Alles, was Sie über unseren großen Umbau wissen möchten

Liebe Freunde und Besucher des Freibades Hohenwestedt,

ab sofort können Sie sich über unsere Webcam den Baufortschritt des Freibades in Hohenwestedt anschauen. Wir wünschen Ihnen viel Spass.

Bericht aus der sh:z über den Umbau des Freibades Hohenwestedt

Hans-Jürgen Kühl HOHENWESTEDT Die Abrissarbeiten im Freibad Ludwigslust sind so gut wie abgeschlossen. Ende September soll die Pfahlgründung für die neuen Becken beginnen. Das 8,4-Millionen-Euro-Bauprojekt wird im Rahmen der Städtebauförderung von Land und Bund mit fünf Millionen Euro gefördert.

Was schon seit ein paar Wochen zu befürchten war, ist nun Gewissheit: Wegen der Verzögerungen in der Antragsbearbeitung muss der Einweihungstermin von 2020 auf 2021 verschoben werden.

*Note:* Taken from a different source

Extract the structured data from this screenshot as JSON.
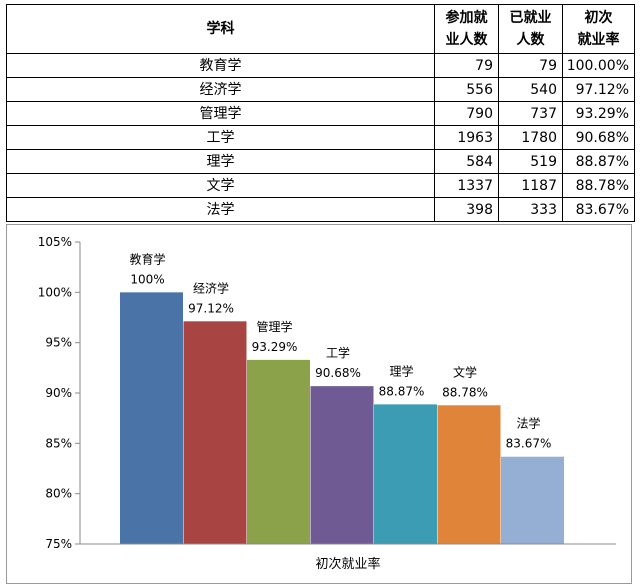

Als die Hohenwestedter im vergangenen Dezember ihren Förderantrag für die Freibad-Umgestaltung beim Innenministerium einreichten, hatten sie einen ehrgeizigen Zeitplan. Falls die Genehmigung für den vorzeitigen Baubeginn und der Förderbescheid bis März einträfen, wollte man bereits im April mit den Abrissarbeiten beginnen und den Neubau vorantreiben, um das neue Freibad im Frühjahr 2020 einweihen zu können.

Doch daraus wurde nichts. „Personelle Ausfälle sowohl im Ministerium als auch bei der für die technische Prüfung zuständigen GMSH“ nennt Bürgermeister Jan Butenschön als Hauptgründe für eine deutliche Verzögerung bei der Antragsbearbeitung. Erst Ende Juni gab das Innenministerium grünes Licht für den „vorzeitigen“ Baubeginn, einen Monat später folgte der Bescheid.

Im Rahmen der Städtebauförderung bekommt die Gemeinde fünf Millionen Euro überwiesen. „Von den 8,4 Millionen Gesamtkosten, die seit der Antragstellung konstant sind, wurde eine Million Euro als nichtförderfähig eingestuft“, erläutert Butenschön und rechnet vor: „Von den restlichen 7,4 Millionen Euro übernehmen Land und Bund je ein Drittel, also insgesamt rund fünf Millionen Euro – somit bleibt für uns ein gemeindlicher Eigenanteil von 3,4 Millionen Euro.“ Das sei günstiger für die Gemeindekasse als die ebenfalls diskutierte Sanierung des über 50 Jahre alten Freibads.

„Die Abrissarbeiten haben nun gezeigt, dass man nichts hatte, worauf man etwas Neues hätte aufbauen können“, sagt der Bürgermeister, „also war es der richtige Schritt, dieses Generationenprojekt und die damit verbunden finanziellen Mühen anzugehen, um für die nächsten Jahrzehnte einen Anziehungspunkt für Hohenwestedt und das Umland – nämlich ein Bad für alle Bedarfe – zu schaffen.“

„Hier entsteht das größte und attraktivste Freibad für die Region Mittelholstein“, ergänzt Gemeindewerke-Geschäftsführer Kay Fischer. Was Bürgermeister Butenschön im Juni schon befürchtete, muss er nun als „Wermutstropfen“ offiziell mitteilen: „Wir werden mit den Arbeiten erst nach Abschluss der kommenden Badesaison, also im Winter 2020, fertig werden.“ Das Positive sei, dass „alle Baufirmen voll mitziehen, so dass wir einen eng getakteten Zeitplan aufstellen können.“ Geplant ist ein erster Probebetrieb des neuen Bads Ende 2020, aber die Neueröffnung wird erst im Frühjahr 2021 stattfinden.